Description
The certified key selection implemented by rustls_client_hello_select_certified_key() currently does not take the limitations of the later defined rustls_connection into account. This leads to handshake failures.
Assuming you have a server with 2 certified keys: P-384 and RSA.
The rustls_server_config has:
- TLS 1.2 and 1.3 enabled
- All 1.3 ciphers and only the RSA 1.2 ciphers
A client connecting with TLS 1.2, the rustls_client_hello_select_certified_key() will chose the P-384 certified key (since the client has the necessary ciphers), create the rustls_connection, start the handshake and fail. The connection simply is unable to do RSA with the P-384 certified key.
The fix would be for rustls_client_hello_select_certified_key() to take the server ciphers into account as well. This is a bit awkward, since the certified key needs to be selected before the rustls_connection for the handshake is created.
At the moment, this is a rare scenario. But selecting the certified key on incomplete understanding of the TLS properties involved, could lead to more common failures in the future. When a new rustls version is released and disables ciphers or particular combinations of them.

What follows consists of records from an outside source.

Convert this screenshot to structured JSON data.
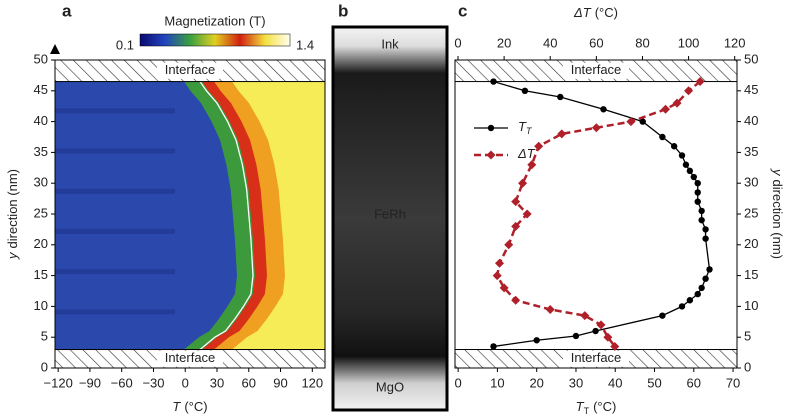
{
  "chart_data": [
    {
      "type": "heatmap",
      "panel_label": "a",
      "colorbar": {
        "label": "Magnetization (T)",
        "ticks": [
          0.1,
          1.4
        ],
        "colors": [
          "#0a0a70",
          "#2244c0",
          "#3aa040",
          "#e0d020",
          "#d02010",
          "#f5e040",
          "#fffff0"
        ]
      },
      "region_colors": {
        "low": "#2b48ad",
        "edge": "#3c9a3c",
        "rise": "#d83018",
        "warm": "#f0a020",
        "high": "#f6ec58"
      },
      "xlabel": {
        "var": "T",
        "unit": "(°C)"
      },
      "ylabel": {
        "var": "y",
        "unit": "direction (nm)"
      },
      "xlim": [
        -123,
        132
      ],
      "xticks": [
        {
          "value": -120,
          "label": "−120"
        },
        {
          "value": -90,
          "label": "−90"
        },
        {
          "value": -60,
          "label": "−60"
        },
        {
          "value": -30,
          "label": "−30"
        },
        0,
        30,
        60,
        90,
        120
      ],
      "ylim": [
        0,
        50
      ],
      "yticks": [
        0,
        5,
        10,
        15,
        20,
        25,
        30,
        35,
        40,
        45,
        50
      ],
      "interfaces": [
        {
          "range": [
            46.5,
            50
          ],
          "label": "Interface"
        },
        {
          "range": [
            0,
            3
          ],
          "label": "Interface"
        }
      ],
      "contour": {
        "x": [
          14,
          20,
          30,
          40,
          48,
          54,
          58,
          60,
          62,
          63,
          64,
          62,
          55,
          47,
          38,
          28,
          14
        ],
        "y": [
          46.5,
          45,
          43,
          40,
          37,
          33,
          29,
          25,
          21,
          18,
          15,
          12,
          10,
          8,
          6,
          5,
          3
        ]
      }
    },
    {
      "type": "image",
      "panel_label": "b",
      "labels": [
        "Ink",
        "FeRh",
        "MgO"
      ]
    },
    {
      "type": "line",
      "panel_label": "c",
      "xlabel": {
        "var": "T",
        "sub": "T",
        "unit": "(°C)"
      },
      "x2label": {
        "var": "ΔT",
        "unit": "(°C)"
      },
      "xlim": [
        -0.8,
        71
      ],
      "xticks": [
        0,
        10,
        20,
        30,
        40,
        50,
        60,
        70
      ],
      "x2lim": [
        -1.3,
        121
      ],
      "x2ticks": [
        0,
        20,
        40,
        60,
        80,
        100,
        120
      ],
      "ylim": [
        0,
        50
      ],
      "yticks": [
        0,
        5,
        10,
        15,
        20,
        25,
        30,
        35,
        40,
        45,
        50
      ],
      "ylabel": {
        "var": "y",
        "unit": "direction (nm)"
      },
      "interfaces": [
        {
          "range": [
            46.5,
            50
          ],
          "label": "Interface"
        },
        {
          "range": [
            0,
            3
          ],
          "label": "Interface"
        }
      ],
      "series": [
        {
          "name": "T",
          "name_sub": "T",
          "color": "#000000",
          "marker": "circle",
          "dashed": false,
          "x": [
            9,
            17,
            26,
            37,
            47,
            52,
            55,
            57,
            58,
            59,
            60,
            61,
            61,
            61,
            62,
            62,
            63,
            63,
            64,
            63,
            62,
            61,
            59,
            57,
            52,
            35,
            30,
            20,
            9
          ],
          "y": [
            46.5,
            45,
            44,
            42,
            40,
            37.5,
            36,
            34.5,
            33,
            32,
            31,
            30,
            28.5,
            27,
            25.5,
            24,
            22.5,
            21,
            16,
            14.5,
            13,
            12,
            11,
            10,
            8.5,
            6,
            5.2,
            4.5,
            3.5
          ]
        },
        {
          "name": "ΔT",
          "color": "#b0202a",
          "marker": "diamond",
          "dashed": true,
          "axis": "x2",
          "x": [
            105,
            100,
            95,
            90,
            75,
            60,
            45,
            35,
            32,
            28,
            25,
            30,
            25,
            22,
            18,
            17,
            20,
            25,
            40,
            55,
            62,
            65,
            68
          ],
          "y": [
            46.5,
            45,
            43,
            42,
            40,
            39,
            38,
            36,
            33,
            30,
            27,
            25,
            23,
            20,
            17,
            15,
            13,
            11,
            9.5,
            8.5,
            7,
            5,
            3.5
          ]
        }
      ]
    }
  ]
}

Supporting multiple certified keys in a server was helpful in the introduction of EC. The continued support of such a feature via rustls_client_hello_select_certified_key() carries good intentions, however this case shows that it is incomplete.
I guess, either certified key selection is implemented deep inside the rustls handshake itself or it needs to be abandoned.
Opinions?
PS. minor detail: the error of such a failure gives [7107] peer is incompatible: reason omitted. Where does this reason omitted come from? In the rustls code I see only cases of this error with descriptions.